Al-Ahram Hebdo : Plus d’un mois après son déclenchement, la contestation se poursuit au Liban, tout comme l’impasse politique. Pourquoi les consultations parlementaires n’ont-elles pas encore commencé et comment former un gouvernement capable de désamorcer la crise ?
Mona Soliman : Même si le premier ministre, Saad Hariri, a démissionné pour répondre aux revendications des manifestants, la liste de ces revendications est longue. La première difficulté est la formation d’un nouveau gouvernement. On sait que cela prendra beaucoup de temps. Le gouvernement sortant a été formé après 8 mois de consultations difficiles et au prix de concessions. Or, maintenant, on est conforté à une situation plus compliquée. Les députés n’arrivent même pas à se mettre d’accord sur une date pour commencer leurs consultations pour choisir un premier ministre. Les partis sont divisés en deux fronts et chacun d’eux campe sur sa position. Le premier camp (incluant le Courant du futur de Hariri, le Parti socialiste progressiste de Walid Joumblatt et les Forces libanaises de Samir Geagea) veut un gouvernement de technoctrates à même de trouver des solutions aux crises que traverse le pays. L’autre camp (incluant le Courant patriotique libre du président Michel Aoun, dirigé par Gebran Bassil, le mouvement Amal de Nabih Berri et le Hezbollah) veut un gouvernement de politiciens choisis sur la base des résultats des dernières législatives, pour qu’ils puissent conserver leurs acquis. Le président Michel Aoun soutient cet avis. Quant aux protestataires, qui poursuivent leur mouvement pour faire pression sur la classe politique, ils veulent des personnes de bonne réputation et capables de trouver des solutions à leurs problèmes. La communauté internationale n’intervient pas pour régler la crise et Washington soutient l’actuel régime.
— En Iraq, on a l’impression que la seule chose qui change jour après jour est le nombre de victimes. Pourquoi rien de sérieux n’est fait pour calmer l’opinion publique ?
— Malheureusement, la communauté internationale fait la sourde oreille malgré le nombre des morts qui augmente chaque jour. Elle n’intervient pas pour arrêter ce bain de sang. Du côté de la classe politique, chaque camp ne veut pas faire de concessions ou perdre ses avantages. Il y a des tractations pour changer le premier ministre, rien de plus. Or, ce n’est pas suffisant pour calmer la rue, qui veut changer le régime parlementaire par un régime présidentiel. Les manifestants ne veulent pas que les dirigeants soient choisis en fonction de leur appartenance communautaire. Ils veulent surtout améliorer leurs conditions de vie, trouver des solutions pour régler la crise économique, arrêter la corruption, empêcher l’intervention iranienne dans leur pays et ouvrir des enquêtes sur la répression féroce. Pour se défendre, le gouvernement iraqien a annoncé que ce ne sont ni les forces armées ni la police qui interviennent pour réprimer la contestation et que ce sont les milices du Hachd Al-Chaabi, la coalition des paramilitaires chiites pro-Iran, qui sont accusées de commettre tous les meurtres et les arrestations. Mais ceci ne peut qu’attiser le sentiment anti-iranien.
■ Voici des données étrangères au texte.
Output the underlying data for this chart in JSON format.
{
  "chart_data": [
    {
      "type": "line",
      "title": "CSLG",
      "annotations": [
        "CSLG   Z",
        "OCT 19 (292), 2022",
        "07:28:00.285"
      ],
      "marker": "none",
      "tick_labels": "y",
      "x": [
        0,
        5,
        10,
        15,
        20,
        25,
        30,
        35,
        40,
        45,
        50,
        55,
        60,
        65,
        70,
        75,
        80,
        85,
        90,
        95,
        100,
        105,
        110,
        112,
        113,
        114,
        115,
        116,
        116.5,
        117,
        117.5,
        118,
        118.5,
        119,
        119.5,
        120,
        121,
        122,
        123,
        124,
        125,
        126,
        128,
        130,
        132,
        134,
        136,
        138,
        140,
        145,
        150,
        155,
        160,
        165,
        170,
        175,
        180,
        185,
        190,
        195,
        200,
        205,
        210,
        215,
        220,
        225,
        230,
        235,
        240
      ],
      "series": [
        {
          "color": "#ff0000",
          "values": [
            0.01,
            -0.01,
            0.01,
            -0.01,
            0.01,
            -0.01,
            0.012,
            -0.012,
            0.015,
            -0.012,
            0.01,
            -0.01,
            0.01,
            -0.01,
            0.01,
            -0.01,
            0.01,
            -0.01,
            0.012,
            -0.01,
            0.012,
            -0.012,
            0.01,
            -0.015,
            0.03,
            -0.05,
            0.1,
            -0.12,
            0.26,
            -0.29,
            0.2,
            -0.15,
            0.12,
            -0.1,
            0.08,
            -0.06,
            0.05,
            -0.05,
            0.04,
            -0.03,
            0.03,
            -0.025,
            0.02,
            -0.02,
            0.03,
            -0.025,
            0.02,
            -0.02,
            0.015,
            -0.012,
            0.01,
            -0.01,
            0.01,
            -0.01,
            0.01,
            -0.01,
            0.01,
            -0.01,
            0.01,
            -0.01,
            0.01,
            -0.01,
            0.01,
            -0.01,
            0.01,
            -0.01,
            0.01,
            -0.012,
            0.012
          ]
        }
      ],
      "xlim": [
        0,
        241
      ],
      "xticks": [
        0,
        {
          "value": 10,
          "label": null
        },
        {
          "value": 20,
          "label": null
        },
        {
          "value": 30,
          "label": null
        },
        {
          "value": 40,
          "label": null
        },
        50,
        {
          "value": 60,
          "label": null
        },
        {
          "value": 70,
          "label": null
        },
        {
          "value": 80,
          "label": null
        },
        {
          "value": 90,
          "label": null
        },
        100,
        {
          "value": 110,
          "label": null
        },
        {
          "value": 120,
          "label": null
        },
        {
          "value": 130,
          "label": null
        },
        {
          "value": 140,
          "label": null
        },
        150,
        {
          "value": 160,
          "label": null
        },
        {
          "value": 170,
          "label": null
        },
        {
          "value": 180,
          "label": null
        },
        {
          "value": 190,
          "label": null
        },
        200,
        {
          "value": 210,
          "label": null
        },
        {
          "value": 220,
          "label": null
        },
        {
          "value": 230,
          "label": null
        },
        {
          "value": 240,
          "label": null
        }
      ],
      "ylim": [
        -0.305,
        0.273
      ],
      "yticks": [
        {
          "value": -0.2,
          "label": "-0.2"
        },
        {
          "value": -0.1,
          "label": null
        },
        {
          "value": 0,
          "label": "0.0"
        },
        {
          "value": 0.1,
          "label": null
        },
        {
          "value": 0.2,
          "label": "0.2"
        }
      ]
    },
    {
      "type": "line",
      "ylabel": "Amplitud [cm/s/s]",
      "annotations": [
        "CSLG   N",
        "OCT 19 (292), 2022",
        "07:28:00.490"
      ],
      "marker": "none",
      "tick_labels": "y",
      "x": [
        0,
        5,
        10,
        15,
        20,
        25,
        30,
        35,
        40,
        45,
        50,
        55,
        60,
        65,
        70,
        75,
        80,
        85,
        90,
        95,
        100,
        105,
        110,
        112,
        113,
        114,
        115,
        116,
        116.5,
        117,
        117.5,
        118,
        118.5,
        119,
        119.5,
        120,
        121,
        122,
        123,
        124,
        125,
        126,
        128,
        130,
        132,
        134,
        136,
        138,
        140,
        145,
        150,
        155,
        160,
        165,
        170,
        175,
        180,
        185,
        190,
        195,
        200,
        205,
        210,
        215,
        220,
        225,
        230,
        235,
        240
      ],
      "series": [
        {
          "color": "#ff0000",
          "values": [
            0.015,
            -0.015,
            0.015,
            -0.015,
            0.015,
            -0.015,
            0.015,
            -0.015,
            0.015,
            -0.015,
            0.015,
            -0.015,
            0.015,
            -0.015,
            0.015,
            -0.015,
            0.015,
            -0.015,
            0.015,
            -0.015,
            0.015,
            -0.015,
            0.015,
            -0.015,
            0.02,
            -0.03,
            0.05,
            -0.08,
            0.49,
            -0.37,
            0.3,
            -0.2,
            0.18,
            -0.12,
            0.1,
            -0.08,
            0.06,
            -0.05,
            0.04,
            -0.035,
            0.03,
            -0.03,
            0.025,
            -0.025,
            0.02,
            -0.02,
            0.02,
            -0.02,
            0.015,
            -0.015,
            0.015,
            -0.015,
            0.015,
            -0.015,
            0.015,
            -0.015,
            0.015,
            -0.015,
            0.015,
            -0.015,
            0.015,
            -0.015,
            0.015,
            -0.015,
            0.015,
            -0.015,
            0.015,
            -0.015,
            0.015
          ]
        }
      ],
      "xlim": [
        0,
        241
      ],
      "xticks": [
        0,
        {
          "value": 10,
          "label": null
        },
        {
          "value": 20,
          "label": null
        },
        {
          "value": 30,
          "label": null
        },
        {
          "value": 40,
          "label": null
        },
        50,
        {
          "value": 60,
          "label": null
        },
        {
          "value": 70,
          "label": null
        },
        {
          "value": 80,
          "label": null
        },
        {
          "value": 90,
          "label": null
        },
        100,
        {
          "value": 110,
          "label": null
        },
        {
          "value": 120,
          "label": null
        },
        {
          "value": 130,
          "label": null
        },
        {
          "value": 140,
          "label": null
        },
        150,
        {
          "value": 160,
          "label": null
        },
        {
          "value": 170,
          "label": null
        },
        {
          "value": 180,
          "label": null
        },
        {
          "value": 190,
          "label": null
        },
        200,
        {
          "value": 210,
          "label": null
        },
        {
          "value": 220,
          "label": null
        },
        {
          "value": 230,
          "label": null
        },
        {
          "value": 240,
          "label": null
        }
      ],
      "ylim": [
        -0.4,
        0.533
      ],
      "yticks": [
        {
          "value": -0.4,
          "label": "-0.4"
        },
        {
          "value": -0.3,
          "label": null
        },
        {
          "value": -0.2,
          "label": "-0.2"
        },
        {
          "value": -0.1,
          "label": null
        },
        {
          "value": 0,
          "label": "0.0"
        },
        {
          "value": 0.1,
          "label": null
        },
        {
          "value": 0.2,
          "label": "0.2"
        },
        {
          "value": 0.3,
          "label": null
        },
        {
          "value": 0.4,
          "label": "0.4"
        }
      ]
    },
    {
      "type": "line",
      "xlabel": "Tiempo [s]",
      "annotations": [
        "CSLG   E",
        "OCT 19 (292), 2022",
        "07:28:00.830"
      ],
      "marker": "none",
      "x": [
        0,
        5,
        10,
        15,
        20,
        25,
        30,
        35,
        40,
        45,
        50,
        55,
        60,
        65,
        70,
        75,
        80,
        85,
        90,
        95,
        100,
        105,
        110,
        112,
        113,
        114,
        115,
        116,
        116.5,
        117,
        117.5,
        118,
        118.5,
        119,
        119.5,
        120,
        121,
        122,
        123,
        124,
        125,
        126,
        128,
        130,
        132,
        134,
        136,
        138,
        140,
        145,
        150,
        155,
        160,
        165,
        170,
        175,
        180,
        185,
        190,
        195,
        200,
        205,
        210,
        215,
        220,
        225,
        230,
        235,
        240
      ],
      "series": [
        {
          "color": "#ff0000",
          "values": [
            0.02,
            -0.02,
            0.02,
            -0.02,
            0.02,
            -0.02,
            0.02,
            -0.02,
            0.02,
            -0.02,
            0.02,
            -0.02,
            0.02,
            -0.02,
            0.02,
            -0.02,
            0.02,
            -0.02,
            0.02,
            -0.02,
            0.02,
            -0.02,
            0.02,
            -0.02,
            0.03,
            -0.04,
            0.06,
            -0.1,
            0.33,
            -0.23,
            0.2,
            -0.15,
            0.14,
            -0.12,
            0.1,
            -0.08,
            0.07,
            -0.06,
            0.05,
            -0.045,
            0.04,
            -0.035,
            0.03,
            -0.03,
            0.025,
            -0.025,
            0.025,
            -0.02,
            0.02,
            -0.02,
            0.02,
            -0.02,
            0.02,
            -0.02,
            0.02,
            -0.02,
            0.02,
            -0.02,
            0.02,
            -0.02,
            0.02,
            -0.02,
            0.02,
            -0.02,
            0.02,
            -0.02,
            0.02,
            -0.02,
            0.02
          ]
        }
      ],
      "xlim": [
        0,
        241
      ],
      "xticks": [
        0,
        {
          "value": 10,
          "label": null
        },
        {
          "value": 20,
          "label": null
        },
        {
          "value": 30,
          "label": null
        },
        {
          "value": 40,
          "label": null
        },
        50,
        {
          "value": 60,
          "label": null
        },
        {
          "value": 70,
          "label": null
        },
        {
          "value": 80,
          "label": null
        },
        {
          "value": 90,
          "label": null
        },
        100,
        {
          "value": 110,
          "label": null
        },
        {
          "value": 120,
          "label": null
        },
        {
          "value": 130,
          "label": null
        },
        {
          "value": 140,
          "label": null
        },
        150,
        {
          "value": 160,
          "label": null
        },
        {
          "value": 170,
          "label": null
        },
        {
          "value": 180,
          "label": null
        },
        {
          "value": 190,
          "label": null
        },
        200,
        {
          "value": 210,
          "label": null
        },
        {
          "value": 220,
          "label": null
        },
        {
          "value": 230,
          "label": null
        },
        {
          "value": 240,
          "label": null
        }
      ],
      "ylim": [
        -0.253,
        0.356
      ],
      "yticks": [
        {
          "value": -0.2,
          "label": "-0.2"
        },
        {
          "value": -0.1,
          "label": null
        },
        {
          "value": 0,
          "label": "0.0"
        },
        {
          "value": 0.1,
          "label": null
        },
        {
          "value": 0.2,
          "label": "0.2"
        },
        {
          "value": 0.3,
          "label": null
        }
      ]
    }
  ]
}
— Dans ces deux pays, l’influence iranienne est pointée du doigt. Pensez-vous que la crise interne que traverse l’Iran puisse avoir des incidences sur ces deux pays dans la mesure où les alliés de Téhéran en Iraq et au Liban risquent d’être affaiblis ?
— En effet, l’Iran fait face à une crise économique aiguë et c’est à cause de cette crise que les gens sont descendus dans la rue. Ces difficultés économiques risquent d’obliger Téhéran à diminuer ses aides financières versées à ses alliés régionaux. Mais en même temps, Téhéran veut renforcer son influence dans la région, surtout sur ces deux pays où il est bien implanté, d’autant plus qu’il est en perte d’influence en Syrie et au Yémen. Dans ce pays, le coût est beaucoup trop élevé pour Téhéran. Mais en Iraq et au Liban, le coût financier n’est pas si élevé. Par exemple, le Hezbollah possède ses propres fonds et a plusieurs moyens pour gagner de l’argent. Quant à l’Iraq, l’influence iranienne est très forte, notamment parce que l’Iraq est à majorité chiite. En plus, l’Iran profite des ressources iraqiennes et pas le contraire, l’économie et le commerce iranien dépendant de ceux iraqiens. L’Iran utilise les ports iraqiens pour exporter ses produits et échapper des sanctions. L’influence iranienne dans ces deux pays est bien forte et Téhéran n’est pas prêt à s’en défaire, d’autant plus qu’il veut garder certaines cartes de jeu dans ses mains pour qu’il puisse faire pression sur la communauté internationale.